There’s much more to chew on there. Look, there’s lots in the realm of educational policy, health policy, climate policy and beyond that would really be a dramatic improvement over the status quo. And there is much that Team Reebok and Team Nike would agree upon if you asked them privately in a vacuum. But what folks like this fail to recognize (or maybe they do, but don’t want to douse their own articles) and what some of the “grand bargain” idealists (I used to be one of them) fail to recognize is that folks are not merely (or absolutely) interested in seeing better outcomes. They want to see better outcomes using their preferred worldview. They want their methods imposed, they want confirmation that they are more ethical, more intelligent, that their ideas are right and that they are in the correct tribe. This is true of almost everyone. Until we all stop wrapping up our own personal identity in our politics, and until we are honest with ourselves about our values and what virtues are required to meet those values, we’ll be stuck in an enormous food-fight and not have a clue as to why the catapults keep launching.

3 Responses to “This Proposal is Obviously a Fantastic Idea”

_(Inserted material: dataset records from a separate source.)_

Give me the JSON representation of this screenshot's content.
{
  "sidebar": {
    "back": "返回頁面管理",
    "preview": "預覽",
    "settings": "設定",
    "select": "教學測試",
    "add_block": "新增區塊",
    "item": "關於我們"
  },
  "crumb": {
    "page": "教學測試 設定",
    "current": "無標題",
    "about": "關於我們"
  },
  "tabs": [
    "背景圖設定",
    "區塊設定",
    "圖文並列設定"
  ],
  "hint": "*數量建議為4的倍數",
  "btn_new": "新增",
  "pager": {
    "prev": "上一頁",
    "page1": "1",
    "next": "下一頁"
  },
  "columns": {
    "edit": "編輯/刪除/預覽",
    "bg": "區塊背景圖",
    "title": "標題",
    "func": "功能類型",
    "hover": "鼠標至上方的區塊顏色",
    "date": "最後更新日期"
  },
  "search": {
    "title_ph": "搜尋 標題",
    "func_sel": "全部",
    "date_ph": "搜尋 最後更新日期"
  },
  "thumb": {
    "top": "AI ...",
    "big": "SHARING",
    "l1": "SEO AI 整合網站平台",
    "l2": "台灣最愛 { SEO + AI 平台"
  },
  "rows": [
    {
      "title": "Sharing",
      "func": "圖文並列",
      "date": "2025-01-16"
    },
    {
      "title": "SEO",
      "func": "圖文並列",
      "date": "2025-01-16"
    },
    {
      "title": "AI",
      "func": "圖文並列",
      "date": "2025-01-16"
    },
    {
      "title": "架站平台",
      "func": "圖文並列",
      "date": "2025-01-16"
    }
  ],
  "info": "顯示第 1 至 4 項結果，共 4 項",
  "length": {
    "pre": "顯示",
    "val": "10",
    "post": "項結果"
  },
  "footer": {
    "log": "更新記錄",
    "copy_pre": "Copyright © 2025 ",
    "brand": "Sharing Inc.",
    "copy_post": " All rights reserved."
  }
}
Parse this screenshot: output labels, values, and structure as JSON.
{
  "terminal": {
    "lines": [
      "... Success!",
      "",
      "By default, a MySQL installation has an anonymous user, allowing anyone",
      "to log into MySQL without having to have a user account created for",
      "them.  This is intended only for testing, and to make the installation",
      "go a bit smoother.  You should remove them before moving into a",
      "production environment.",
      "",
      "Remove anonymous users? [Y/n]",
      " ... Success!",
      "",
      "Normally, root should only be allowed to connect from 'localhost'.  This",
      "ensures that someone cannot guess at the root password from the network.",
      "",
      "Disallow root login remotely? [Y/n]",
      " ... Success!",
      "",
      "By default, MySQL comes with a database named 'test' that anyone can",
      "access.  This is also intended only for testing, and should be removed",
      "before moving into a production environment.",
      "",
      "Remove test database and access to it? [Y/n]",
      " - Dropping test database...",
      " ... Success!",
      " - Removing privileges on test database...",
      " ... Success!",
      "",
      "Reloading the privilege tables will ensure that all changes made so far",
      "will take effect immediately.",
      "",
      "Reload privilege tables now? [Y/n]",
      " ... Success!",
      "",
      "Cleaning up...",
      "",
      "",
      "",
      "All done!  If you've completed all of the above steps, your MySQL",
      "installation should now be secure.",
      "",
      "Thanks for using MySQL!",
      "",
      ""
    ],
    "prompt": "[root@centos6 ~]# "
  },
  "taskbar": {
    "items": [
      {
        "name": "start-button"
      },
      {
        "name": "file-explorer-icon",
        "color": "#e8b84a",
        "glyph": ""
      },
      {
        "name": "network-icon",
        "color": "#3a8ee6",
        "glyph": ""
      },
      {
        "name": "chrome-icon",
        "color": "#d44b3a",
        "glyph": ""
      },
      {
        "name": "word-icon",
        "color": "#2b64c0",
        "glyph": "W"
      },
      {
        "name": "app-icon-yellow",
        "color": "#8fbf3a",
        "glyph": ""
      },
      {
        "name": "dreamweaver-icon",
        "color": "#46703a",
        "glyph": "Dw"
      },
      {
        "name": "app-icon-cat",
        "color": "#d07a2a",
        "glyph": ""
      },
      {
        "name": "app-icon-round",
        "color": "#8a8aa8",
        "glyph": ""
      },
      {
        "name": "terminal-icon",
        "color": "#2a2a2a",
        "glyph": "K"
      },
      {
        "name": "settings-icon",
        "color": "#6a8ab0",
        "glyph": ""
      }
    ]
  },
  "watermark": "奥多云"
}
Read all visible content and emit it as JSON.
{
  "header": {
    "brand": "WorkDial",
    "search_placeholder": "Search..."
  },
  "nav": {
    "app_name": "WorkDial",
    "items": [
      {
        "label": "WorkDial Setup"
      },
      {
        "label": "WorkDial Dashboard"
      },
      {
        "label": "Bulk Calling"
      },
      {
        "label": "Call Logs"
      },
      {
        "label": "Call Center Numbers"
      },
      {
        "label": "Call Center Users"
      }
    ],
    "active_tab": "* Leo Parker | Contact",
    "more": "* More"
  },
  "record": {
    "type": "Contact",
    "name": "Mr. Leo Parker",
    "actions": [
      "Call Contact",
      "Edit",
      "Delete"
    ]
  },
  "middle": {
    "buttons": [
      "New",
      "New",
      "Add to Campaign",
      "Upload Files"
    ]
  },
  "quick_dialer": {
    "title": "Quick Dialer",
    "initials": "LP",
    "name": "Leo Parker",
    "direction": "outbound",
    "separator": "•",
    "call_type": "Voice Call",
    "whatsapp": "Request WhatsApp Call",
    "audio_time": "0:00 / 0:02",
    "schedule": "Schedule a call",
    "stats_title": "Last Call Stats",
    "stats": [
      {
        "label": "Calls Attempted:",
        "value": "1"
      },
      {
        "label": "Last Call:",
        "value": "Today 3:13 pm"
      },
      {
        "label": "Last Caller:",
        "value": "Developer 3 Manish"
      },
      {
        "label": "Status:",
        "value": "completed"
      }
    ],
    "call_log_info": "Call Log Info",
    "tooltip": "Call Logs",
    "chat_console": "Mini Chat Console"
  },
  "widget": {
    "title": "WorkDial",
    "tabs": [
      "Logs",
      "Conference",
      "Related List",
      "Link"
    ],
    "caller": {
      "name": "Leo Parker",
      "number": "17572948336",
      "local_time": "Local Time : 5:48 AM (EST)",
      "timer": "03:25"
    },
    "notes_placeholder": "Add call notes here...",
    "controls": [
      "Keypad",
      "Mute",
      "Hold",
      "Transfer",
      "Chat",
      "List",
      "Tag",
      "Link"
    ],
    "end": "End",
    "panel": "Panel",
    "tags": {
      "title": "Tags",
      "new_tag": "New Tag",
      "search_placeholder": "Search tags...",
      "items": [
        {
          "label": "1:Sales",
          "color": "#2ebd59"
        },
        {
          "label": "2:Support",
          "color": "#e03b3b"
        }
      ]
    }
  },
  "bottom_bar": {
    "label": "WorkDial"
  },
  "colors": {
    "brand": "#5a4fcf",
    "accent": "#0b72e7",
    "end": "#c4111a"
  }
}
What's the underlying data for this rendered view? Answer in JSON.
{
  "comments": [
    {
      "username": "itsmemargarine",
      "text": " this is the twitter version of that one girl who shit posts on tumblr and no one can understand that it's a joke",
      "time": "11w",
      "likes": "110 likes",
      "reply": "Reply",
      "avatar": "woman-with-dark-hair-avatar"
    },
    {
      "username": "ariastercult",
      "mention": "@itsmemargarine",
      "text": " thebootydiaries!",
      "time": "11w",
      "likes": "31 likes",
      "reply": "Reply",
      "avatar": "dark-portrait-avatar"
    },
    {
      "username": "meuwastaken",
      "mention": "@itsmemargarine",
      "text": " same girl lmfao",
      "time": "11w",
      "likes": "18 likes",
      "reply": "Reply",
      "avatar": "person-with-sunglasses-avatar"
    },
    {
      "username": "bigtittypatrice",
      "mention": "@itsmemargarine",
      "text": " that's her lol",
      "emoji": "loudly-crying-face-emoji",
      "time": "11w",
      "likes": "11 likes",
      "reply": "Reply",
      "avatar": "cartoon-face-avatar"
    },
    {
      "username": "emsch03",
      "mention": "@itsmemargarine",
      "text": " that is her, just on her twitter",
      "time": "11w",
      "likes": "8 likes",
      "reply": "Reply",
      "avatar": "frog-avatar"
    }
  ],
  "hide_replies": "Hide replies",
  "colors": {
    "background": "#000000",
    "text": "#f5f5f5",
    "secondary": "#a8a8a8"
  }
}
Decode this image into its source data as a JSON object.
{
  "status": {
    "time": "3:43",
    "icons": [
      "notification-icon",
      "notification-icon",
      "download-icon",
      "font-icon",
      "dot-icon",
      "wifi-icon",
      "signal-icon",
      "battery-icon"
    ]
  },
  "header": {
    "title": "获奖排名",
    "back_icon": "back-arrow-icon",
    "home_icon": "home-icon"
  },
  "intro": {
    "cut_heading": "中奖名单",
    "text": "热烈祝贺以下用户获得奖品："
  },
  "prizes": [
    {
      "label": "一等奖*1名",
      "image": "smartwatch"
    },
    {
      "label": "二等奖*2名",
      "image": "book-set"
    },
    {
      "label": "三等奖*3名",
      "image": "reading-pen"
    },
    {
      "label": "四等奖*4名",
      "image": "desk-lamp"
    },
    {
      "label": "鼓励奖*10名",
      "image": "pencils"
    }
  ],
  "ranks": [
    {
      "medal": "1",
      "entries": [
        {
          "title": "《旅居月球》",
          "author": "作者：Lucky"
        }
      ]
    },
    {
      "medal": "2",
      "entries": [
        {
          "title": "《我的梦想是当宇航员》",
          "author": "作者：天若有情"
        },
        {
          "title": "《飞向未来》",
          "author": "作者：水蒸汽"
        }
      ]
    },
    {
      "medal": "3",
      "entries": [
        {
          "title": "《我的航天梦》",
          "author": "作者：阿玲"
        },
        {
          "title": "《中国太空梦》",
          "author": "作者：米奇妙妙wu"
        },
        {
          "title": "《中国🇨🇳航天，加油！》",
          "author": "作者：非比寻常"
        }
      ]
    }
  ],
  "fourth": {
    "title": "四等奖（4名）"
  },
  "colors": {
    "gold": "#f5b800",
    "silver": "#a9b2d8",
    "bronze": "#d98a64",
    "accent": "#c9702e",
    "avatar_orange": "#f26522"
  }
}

  1. Graham Peterson says:

    You assume that politics is split in some rough proportion like 70% consequences of outcomes and 30% identity politics. And that’s a very academic worldview: “most people are probably like me, mostly worried about policy outcomes but recognizing that those pesky feelings and tribalism keep getting in the way.” But that’s not the case. Politics are almost by definition cultural. We’ve found over the last few decades that voters and politicians alike either don’t know the material outcomes of their beliefs, expressly don’t care, or consistently pursue policies because of how it makes them feel ex post rather than what actually happens ex ante. What we’d really benefit from doing is actually dedicating some concerted study to how the mechanics of these political cultures and pageantries and religions emerge, rather than slamming our heads into a wall trying to rationalize something we don’t yet understand well. But that would take something like the study of, say, sociology, and we wouldn’t want to sully the cultural ethos of scientific positivism and social engineering, would we?

    • wintercow20 says:

      I think this is what I am trying to say, and that even “academics” like me are closer to playing identity politics than we want. It’s pretty evident from the way I write, if I were being unbiased, that I am trying to say something about me, even if not explicitly my intention. And indeed, I have openly lamented to end of good curriculum at colleges for a long time, and solid study in sociology (the James Coleman kind I would argue) among other disciplines would be required for all of us to at least appreciate the nuances of the world out there, much less claiming deep understanding.
      So, +1 to your comment.

  2. Harry says:

    Yes, what a great idea, worth pursuing something like that. Perhaps if the entire country did not have to get with the program imposed from above. I am not talking about God here, worrying about making a cynical comment violating the First Commandment, and maybe others.

    It begs the question, though, that this is a food fight. Yes, it is a fight about scarce resources, but it also about whether scarce resources can ever become more plentiful, and whether liberty is valuable too.

    So yes, we are mired in a big mess, not just over prepaid chiropracty and birth control pills, but also over whatever they do, as in waste money, a proxy for scarce resources faster and faster.

    So I think about what I would do if I were Lenin and had Rizzo, Blinder, and Krugman to advise me. Step One would be to keep Rizzo and send the other two East to manage the wheat harvest. Step two would be to buy wheat futures on margin. Step three would be to tell Rizzo to forget about the Five Year Plan and get busy brewing beer with scarce grain.

    According to the latest communique from the Chinese Communist Party, the Chicoms are loosening up property rights in the hinterlands, but they were careful not to concede anything that might be interpreted as a violation of communist doctrine. As they say, the people are revolting. to them.